Milli devletler Milli devlet mevzisinden korunabilir mi?


Aydınlık Gazetesi' nde yayınlanan "PKK' nın ana dili Türkçe" yazi dizisine yaptığım eleştiri ve sorduğum sorular Aydınlık Gazetesi' nde 27 Mart 2012 Tarihinde yayınlandı. Önce Yazı dizisinin yazarı Mehmet Bedri Gültekin ve daha sonra İşçi Partisi Genel Başkanı Doğu Perinçek Aydınlık' ta kendi köşelerinde yazımı değerlendiren köşe yazıları yazdılar.

Aşağıdaki Yazı Doğu Perinçek' in ilgili yazısıdır. Bu makaleye ayrıca aşağıdaki linkten ulaşabilirsiniz.
http://www.aydinlikgazete.com/yazarlar/dou-perincek/11083-dou-perncek-milli-devletler-milli-devlet-mevzisinden-korunabilir-mi.html

Doğu Perinçek: Milli devletler Milli devlet mevzisinden korunabilir mi?

Okuyucumuz Kubilay Kızılderili, Mehmet Bedri Gültekin arkadaşımızın “PKK’nın Anadili Türkçe” başlıklı yazı dizisi üzerine önemli bir soru yöneltmişti. Özetle şöyle:
Milli devleti savunma misyonunu başardıktan sonra, Batı Asya Birliği (BAB) diye bir devletler topluluğu kurmayı amaçlamak çelişme olmuyor mu?”
Mehmet Bedri Gültekin arkadaşımız bunun üzerine, “ulusal devlet mevzisinden verilecek mücadelede hedefin ulusal devleti olduğu gibi ihya etmek olmaması” gerektiğini vurgulayan bir yazı yayınladı (Aydınlık, 7 Nisan 2012). Bu cevabın gerekçesi, “Hiçbir şey ebedi değildir” tezinden çıkararak inşa ediliyordu.
Paris’ten Habib Hamza Erdem de, bu tartışmaya internetten katıldı. Yazdıkları bize ulaştı.
Önümüzdeki yakıcı soru
Kanımca bugün öncelikle tartışılması gereken, milli devletin yerine neyin konacağı değildir.
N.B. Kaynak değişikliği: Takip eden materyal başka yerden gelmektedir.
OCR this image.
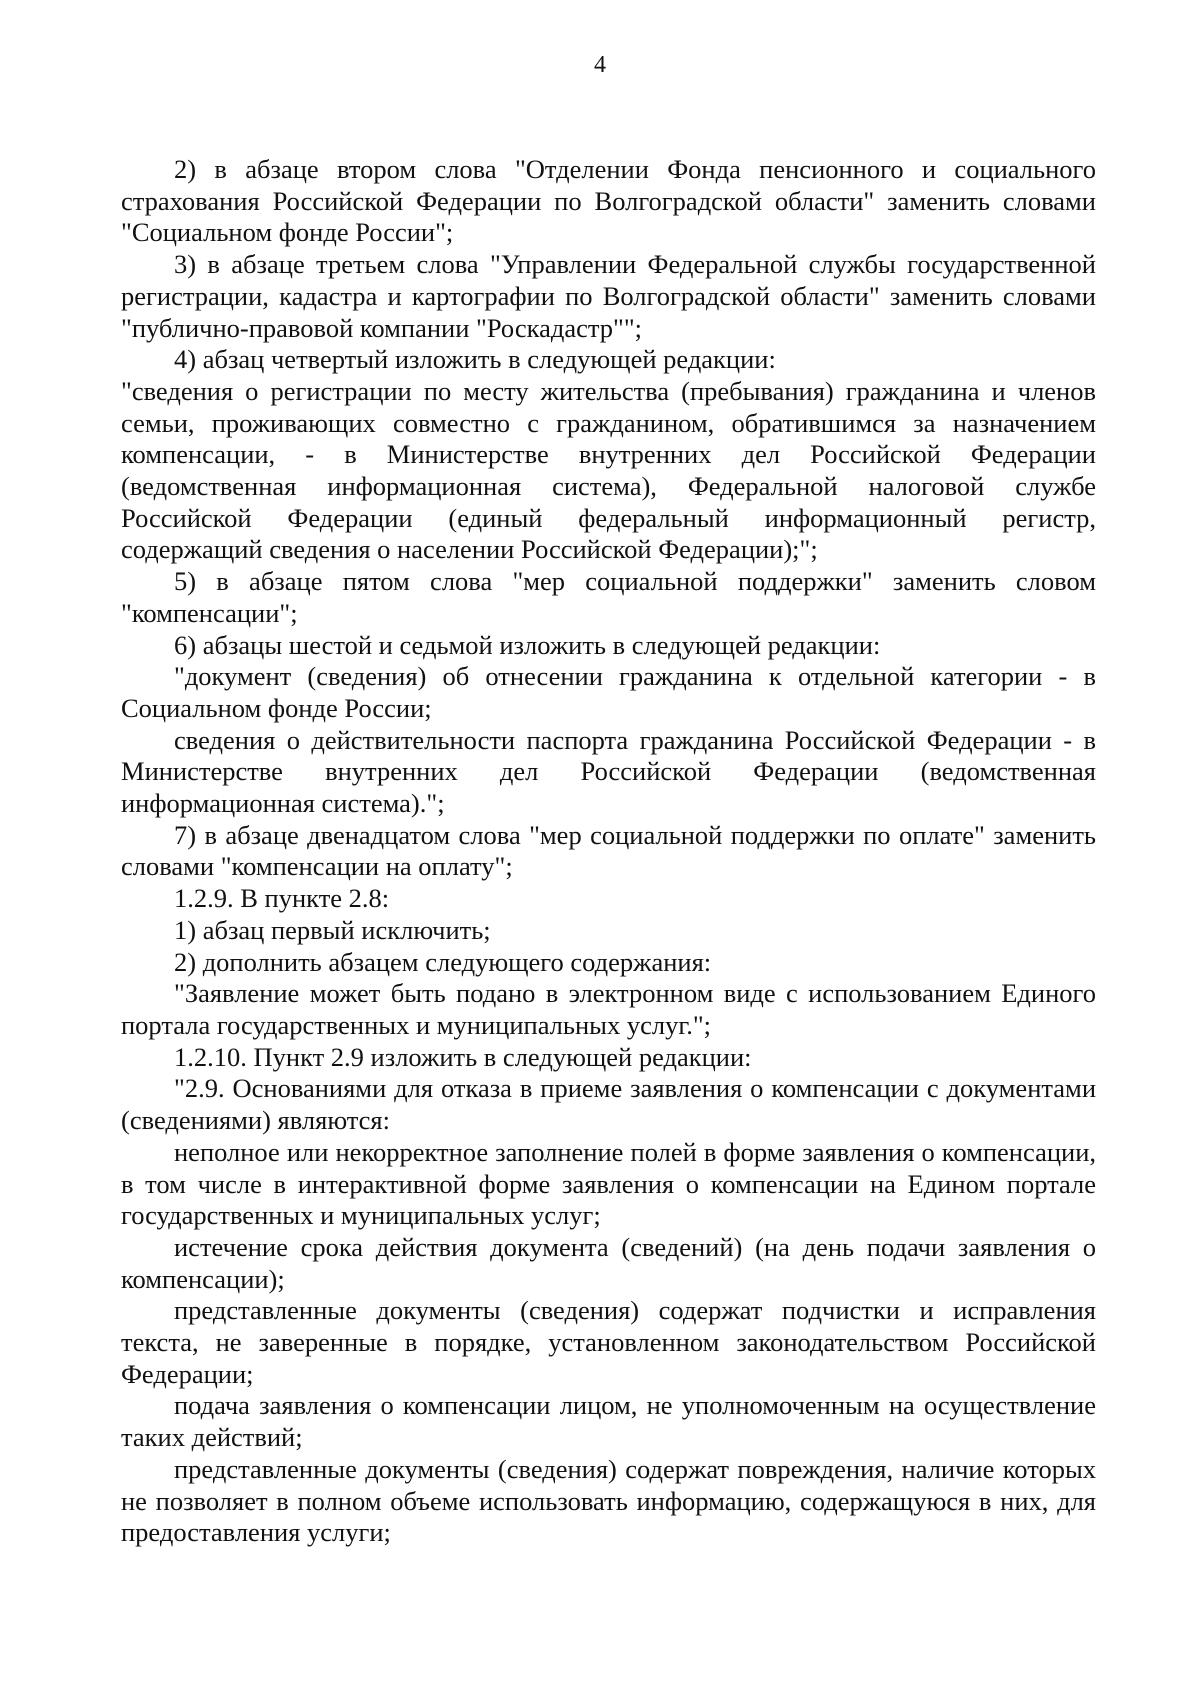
4

2) в абзаце втором слова "Отделении Фонда пенсионного и социального страхования Российской Федерации по Волгоградской области" заменить словами "Социальном фонде России";

3) в абзаце третьем слова "Управлении Федеральной службы государственной регистрации, кадастра и картографии по Волгоградской области" заменить словами "публично-правовой компании "Роскадастр"";

4) абзац четвертый изложить в следующей редакции:

"сведения о регистрации по месту жительства (пребывания) гражданина и членов семьи, проживающих совместно с гражданином, обратившимся за назначением компенсации, - в Министерстве внутренних дел Российской Федерации (ведомственная информационная система), Федеральной налоговой службе Российской Федерации (единый федеральный информационный регистр, содержащий сведения о населении Российской Федерации);";

5) в абзаце пятом слова "мер социальной поддержки" заменить словом "компенсации";

6) абзацы шестой и седьмой изложить в следующей редакции:

"документ (сведения) об отнесении гражданина к отдельной категории - в Социальном фонде России;

сведения о действительности паспорта гражданина Российской Федерации - в Министерстве внутренних дел Российской Федерации (ведомственная информационная система).";

7) в абзаце двенадцатом слова "мер социальной поддержки по оплате" заменить словами "компенсации на оплату";

1.2.9. В пункте 2.8:

1) абзац первый исключить;

2) дополнить абзацем следующего содержания:

"Заявление может быть подано в электронном виде с использованием Единого портала государственных и муниципальных услуг.";

1.2.10. Пункт 2.9 изложить в следующей редакции:

"2.9. Основаниями для отказа в приеме заявления о компенсации с документами (сведениями) являются:

неполное или некорректное заполнение полей в форме заявления о компенсации, в том числе в интерактивной форме заявления о компенсации на Едином портале государственных и муниципальных услуг;

истечение срока действия документа (сведений) (на день подачи заявления о компенсации);

представленные документы (сведения) содержат подчистки и исправления текста, не заверенные в порядке, установленном законодательством Российской Федерации;

подача заявления о компенсации лицом, не уполномоченным на осуществление таких действий;

представленные документы (сведения) содержат повреждения, наличие которых не позволяет в полном объеме использовать информацию, содержащуюся в них, для предоставления услуги;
Emperyalizmin “küreselleşme” adı altında milli devleti tasfiye saldırısına nasıl karşı konabileceğidir.
Atların önüne arabayı koymak yerine, arabanın önüne atları koşmak, sanırım daha akıllıca olacaktır.
Emperyalist Ekonomizm” ve milli devlet
Ekonomistler, 20. yüzyılın başından beri milli devletin emperyalist sömürüyü dizginleyen rolünü görmemiş, emperyalizme karşı mücadeledeki önemini küçümsemişlerdir.
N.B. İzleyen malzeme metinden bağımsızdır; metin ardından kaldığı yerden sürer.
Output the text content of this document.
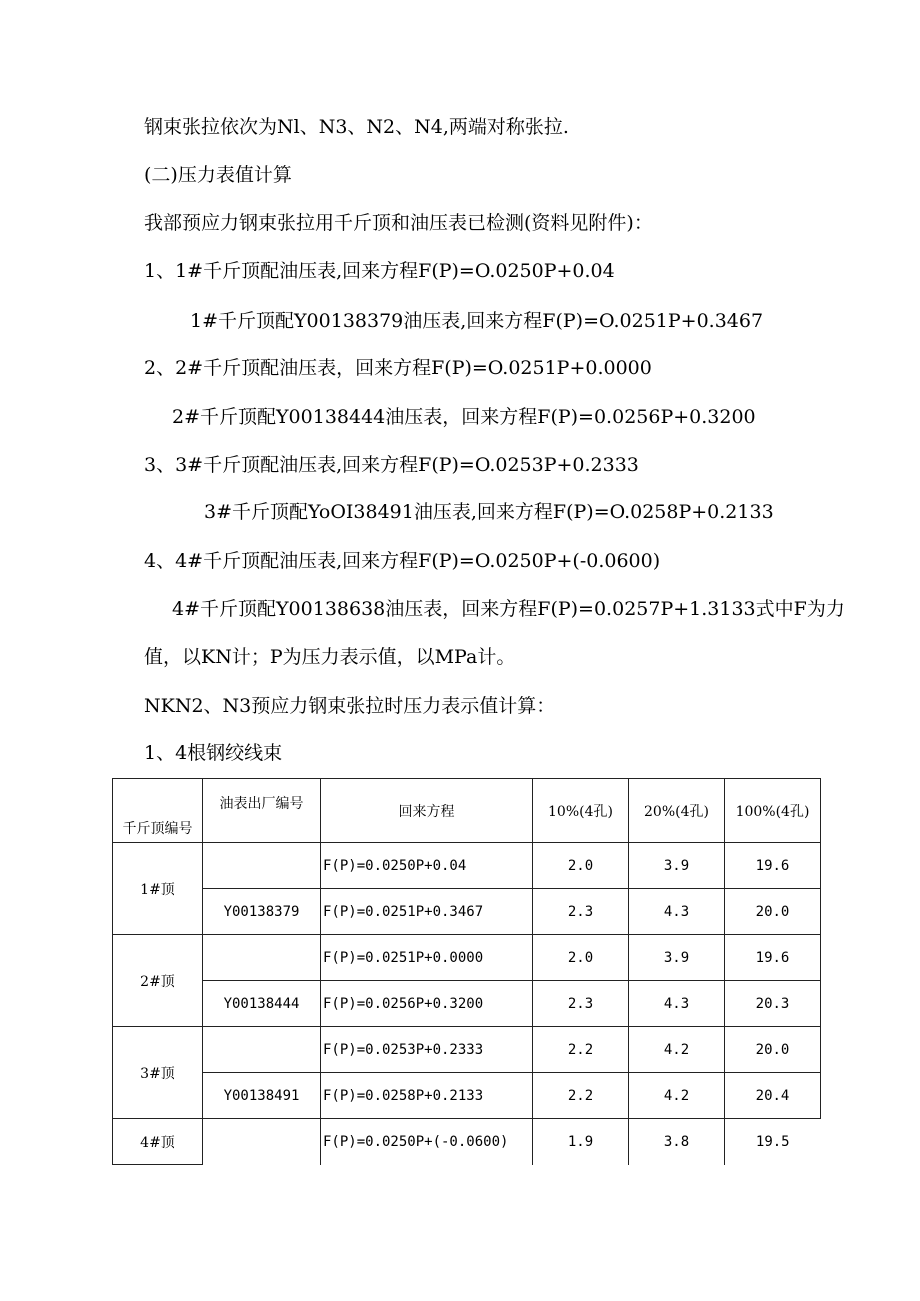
钢束张拉依次为Nl、N3、N2、N4,两端对称张拉.
(二)压力表值计算
我部预应力钢束张拉用千斤顶和油压表已检测(资料见附件)：
1、1#千斤顶配油压表,回来方程F(P)=O.0250P+0.04
1#千斤顶配Y00138379油压表,回来方程F(P)=O.0251P+0.3467
2、2#千斤顶配油压表，回来方程F(P)=O.0251P+0.0000
2#千斤顶配Y00138444油压表，回来方程F(P)=0.0256P+0.3200
3、3#千斤顶配油压表,回来方程F(P)=O.0253P+0.2333
3#千斤顶配YoOI38491油压表,回来方程F(P)=O.0258P+0.2133
4、4#千斤顶配油压表,回来方程F(P)=O.0250P+(-0.0600)
4#千斤顶配Y00138638油压表，回来方程F(P)=0.0257P+1.3133式中F为力
值，以KN计；P为压力表示值，以MPa计。
NKN2、N3预应力钢束张拉时压力表示值计算：
1、4根钢绞线束
千斤顶编号	油表出厂编号	回来方程	10%(4孔)	20%(4孔)	100%(4孔)
1#顶		F(P)=0.0250P+0.04	2.0	3.9	19.6
	Y00138379	F(P)=0.0251P+0.3467	2.3	4.3	20.0
2#顶		F(P)=0.0251P+0.0000	2.0	3.9	19.6
	Y00138444	F(P)=0.0256P+0.3200	2.3	4.3	20.3
3#顶		F(P)=0.0253P+0.2333	2.2	4.2	20.0
	Y00138491	F(P)=0.0258P+0.2133	2.2	4.2	20.4
4#顶		F(P)=0.0250P+(-0.0600)	1.9	3.8	19.5
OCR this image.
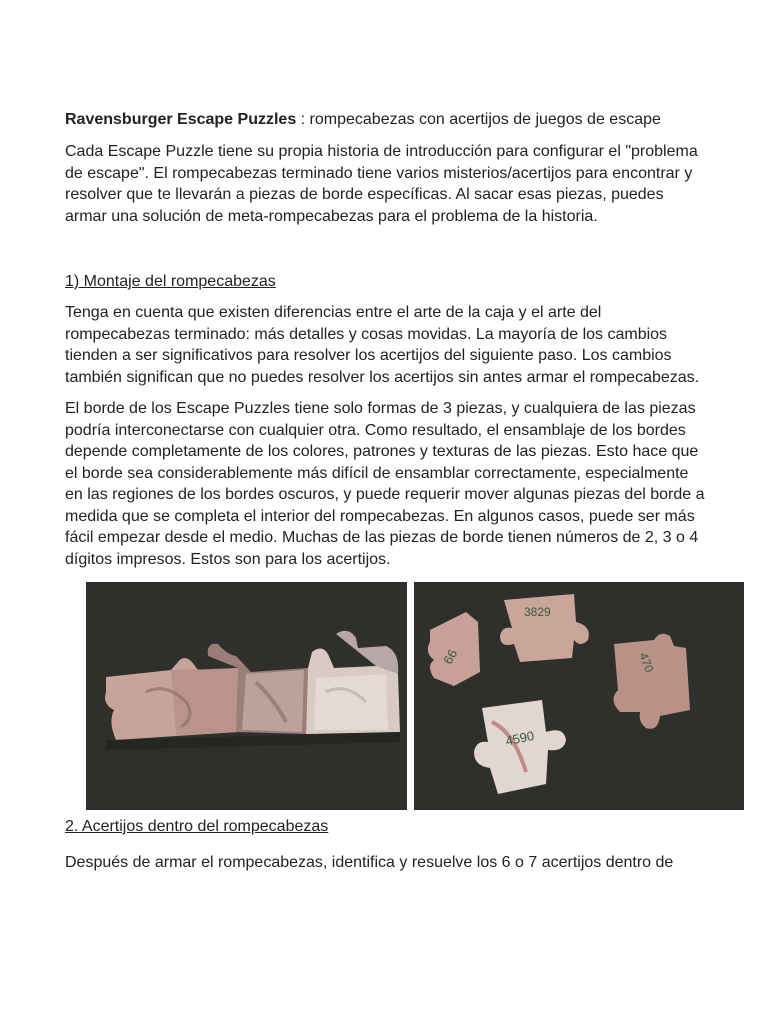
Ravensburger Escape Puzzles : rompecabezas con acertijos de juegos de escape

Cada Escape Puzzle tiene su propia historia de introducción para configurar el "problema de escape". El rompecabezas terminado tiene varios misterios/acertijos para encontrar y resolver que te llevarán a piezas de borde específicas. Al sacar esas piezas, puedes armar una solución de meta-rompecabezas para el problema de la historia.

1) Montaje del rompecabezas

Tenga en cuenta que existen diferencias entre el arte de la caja y el arte del rompecabezas terminado: más detalles y cosas movidas. La mayoría de los cambios tienden a ser significativos para resolver los acertijos del siguiente paso. Los cambios también significan que no puedes resolver los acertijos sin antes armar el rompecabezas.

El borde de los Escape Puzzles tiene solo formas de 3 piezas, y cualquiera de las piezas podría interconectarse con cualquier otra. Como resultado, el ensamblaje de los bordes depende completamente de los colores, patrones y texturas de las piezas. Esto hace que el borde sea considerablemente más difícil de ensamblar correctamente, especialmente en las regiones de los bordes oscuros, y puede requerir mover algunas piezas del borde a medida que se completa el interior del rompecabezas. En algunos casos, puede ser más fácil empezar desde el medio. Muchas de las piezas de borde tienen números de 2, 3 o 4 dígitos impresos. Estos son para los acertijos.

3829
66	470
4590
2. Acertijos dentro del rompecabezas

Después de armar el rompecabezas, identifica y resuelve los 6 o 7 acertijos dentro de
Lenin, “Marksizmin Bir Karikatürü: Emperyalist Ekonomizm” başlıklı kitapçığında, o ekonomistlerin çok esaslı bir eleştirisini yapmıştı. Özellikle Cumhuriyet gazetesinde çıkan ekonomi yazılarını okudukça, o büyük eserin önemini daha derinden anlıyoruz.
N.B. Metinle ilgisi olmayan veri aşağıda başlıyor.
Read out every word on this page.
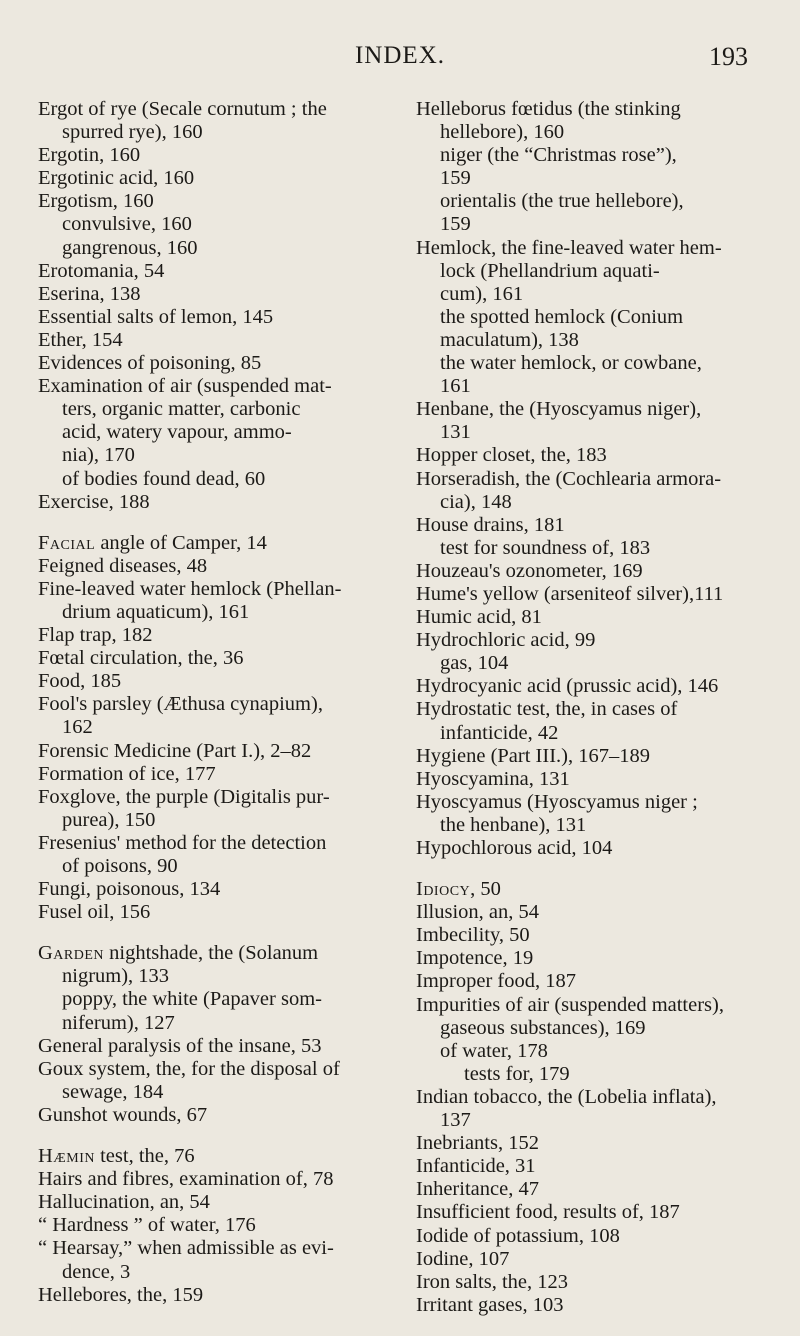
INDEX.	193
Ergot of rye (Secale cornutum ; the
spurred rye), 160
Ergotin, 160
Ergotinic acid, 160
Ergotism, 160
convulsive, 160
gangrenous, 160
Erotomania, 54
Eserina, 138
Essential salts of lemon, 145
Ether, 154
Evidences of poisoning, 85
Examination of air (suspended mat-
ters, organic matter, carbonic
acid, watery vapour, ammo-
nia), 170
of bodies found dead, 60
Exercise, 188
Facial angle of Camper, 14
Feigned diseases, 48
Fine-leaved water hemlock (Phellan-
drium aquaticum), 161
Flap trap, 182
Fœtal circulation, the, 36
Food, 185
Fool's parsley (Æthusa cynapium),
162
Forensic Medicine (Part I.), 2–82
Formation of ice, 177
Foxglove, the purple (Digitalis pur-
purea), 150
Fresenius' method for the detection
of poisons, 90
Fungi, poisonous, 134
Fusel oil, 156
Garden nightshade, the (Solanum
nigrum), 133
poppy, the white (Papaver som-
niferum), 127
General paralysis of the insane, 53
Goux system, the, for the disposal of
sewage, 184
Gunshot wounds, 67
Hæmin test, the, 76
Hairs and fibres, examination of, 78
Hallucination, an, 54
“ Hardness ” of water, 176
“ Hearsay,” when admissible as evi-
dence, 3
Hellebores, the, 159
Helleborus fœtidus (the stinking
hellebore), 160
niger (the “Christmas rose”),
159
orientalis (the true hellebore),
159
Hemlock, the fine-leaved water hem-
lock (Phellandrium aquati-
cum), 161
the spotted hemlock (Conium
maculatum), 138
the water hemlock, or cowbane,
161
Henbane, the (Hyoscyamus niger),
131
Hopper closet, the, 183
Horseradish, the (Cochlearia armora-
cia), 148
House drains, 181
test for soundness of, 183
Houzeau's ozonometer, 169
Hume's yellow (arseniteof silver),111
Humic acid, 81
Hydrochloric acid, 99
gas, 104
Hydrocyanic acid (prussic acid), 146
Hydrostatic test, the, in cases of
infanticide, 42
Hygiene (Part III.), 167–189
Hyoscyamina, 131
Hyoscyamus (Hyoscyamus niger ;
the henbane), 131
Hypochlorous acid, 104
Idiocy, 50
Illusion, an, 54
Imbecility, 50
Impotence, 19
Improper food, 187
Impurities of air (suspended matters),
gaseous substances), 169
of water, 178
tests for, 179
Indian tobacco, the (Lobelia inflata),
137
Inebriants, 152
Infanticide, 31
Inheritance, 47
Insufficient food, results of, 187
Iodide of potassium, 108
Iodine, 107
Iron salts, the, 123
Irritant gases, 103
Milli devletin emperyalizme karşı direnişini, “kapitalistler arası mücadele” diye hor görenler, hep olmuştur ve ne kadar iyi niyetli olsalar da, en sonunda “Emperyalist ekonomizmin” mevzisinde uğraş veriyorlar.
Milletlerarası sınıf mücadelesinin en önemli mevzisi
Ve bakınız bugün dünya nereye geldi. Milletlerarası düzlemdeki sınıf mücadelesinin en önemli mevzisi, milli devletlerdir. O nedenle Mao Zedung, daha 1970’li yılların başında çağımızın mücadelesinin üç dinamiğini şöyle özetlemişti:
Devletler bağımsızlık, milletler kurtuluş, halklar devrim istiyor.”
Üç dinamik arasındaki önem sırasını özellikle dikkatinize sunuyoruz. Bu sırayı bozan formüller gerçekten uzaklaşıyor.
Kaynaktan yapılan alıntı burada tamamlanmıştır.